Background Briefings
You may have heard about the controversy surrounding Richard Clarke's August 2002 press background briefing. Fox News released a transcript of the briefing after receiving approval from the Bush administration. Clarke's critics, including Republican members of the 9/11 commission, have appealed to the briefing to impeach Clarke's credibility.
Former Senator Bob Kerry attacked the use of the briefing during Clarke's session:
All of us who have provided background briefings for the press before should beware. I mean, Fox should say 'occasionally fair and balanced' after putting something like this out, because they violated a serious trust.

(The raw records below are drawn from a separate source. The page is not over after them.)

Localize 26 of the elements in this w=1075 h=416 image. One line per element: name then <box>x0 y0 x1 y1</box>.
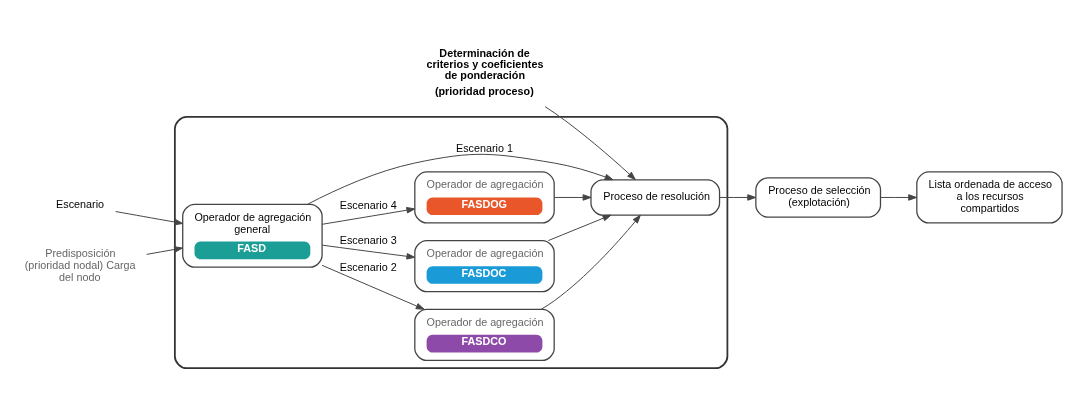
edge-label: Escenario 4 <box>339 198 397 211</box>
node-text: Escenario <box>56 197 105 210</box>
arrow <box>307 153 614 205</box>
arrow <box>321 244 416 260</box>
edge-label: Escenario 1 <box>456 141 513 154</box>
arrow <box>547 214 612 241</box>
node-box: Operador de agregación FASDOG <box>414 170 555 224</box>
arrow <box>554 193 592 201</box>
arrow <box>321 206 416 225</box>
node-box: Proceso de resolución <box>590 178 721 216</box>
node-box: Operador de agregación FASDOC <box>414 239 555 292</box>
node-box: Operador de agregación general FASD <box>182 203 323 268</box>
arrow <box>115 210 184 225</box>
arrow <box>544 105 636 180</box>
arrow <box>719 193 757 201</box>
arrow <box>146 245 183 255</box>
node-box: Lista ordenada de acceso a los recursos compartidos <box>916 170 1063 224</box>
node-box: Operador de agregación FASDCO <box>414 308 555 361</box>
edge-label: Escenario 2 <box>339 260 397 273</box>
arrow <box>880 193 918 201</box>
node-text: Determinación de criterios y coeficientes de ponderación (prioridad proceso) <box>426 46 544 97</box>
arrow <box>321 264 425 310</box>
node-box: Proceso de selección (explotación) <box>755 176 882 218</box>
node-text: Predisposición (prioridad nodal) Carga del nodo <box>24 246 136 283</box>
arrow <box>540 214 641 310</box>
edge-label: Escenario 3 <box>339 233 397 246</box>
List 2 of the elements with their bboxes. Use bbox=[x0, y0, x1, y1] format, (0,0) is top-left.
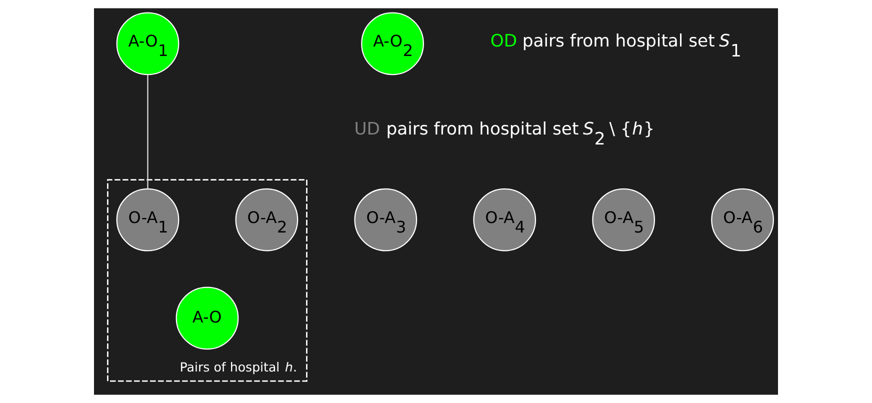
connector bbox=[147, 74, 148, 189]
node-circle: A-O bbox=[176, 286, 239, 350]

Now if you don't know what a "background briefing" is (and no one I saw on the news shows explained the point), you may have thought Kerry was simply being partisan. But he wasn't. He was making a point about journalistic ethics
The Baltimore Sun's David Folkenflik explains what a "background briefing" is:
But the comments were considered "on background," an arrangement frequently used by the press. In "background" conversations, a source provides information to reporters on the condition that it not be directly attributed to him. At the time, Clarke's bosses at the National Security Council insisted that his quotes be attributed only to an unnamed counter-terrorism official, Angle said yesterday.
So Fox News got approval from the Bush administration to release the transcript but not from the person whose secrecy was being protected.
As for the content of the briefing vis-a-vis his book and private testimony, Clarke answered the charges excellently during the hearing.
Postscript: As Kevin Drum notes, Bush's "principled stance" against press leaks doesn't seem to be so principled.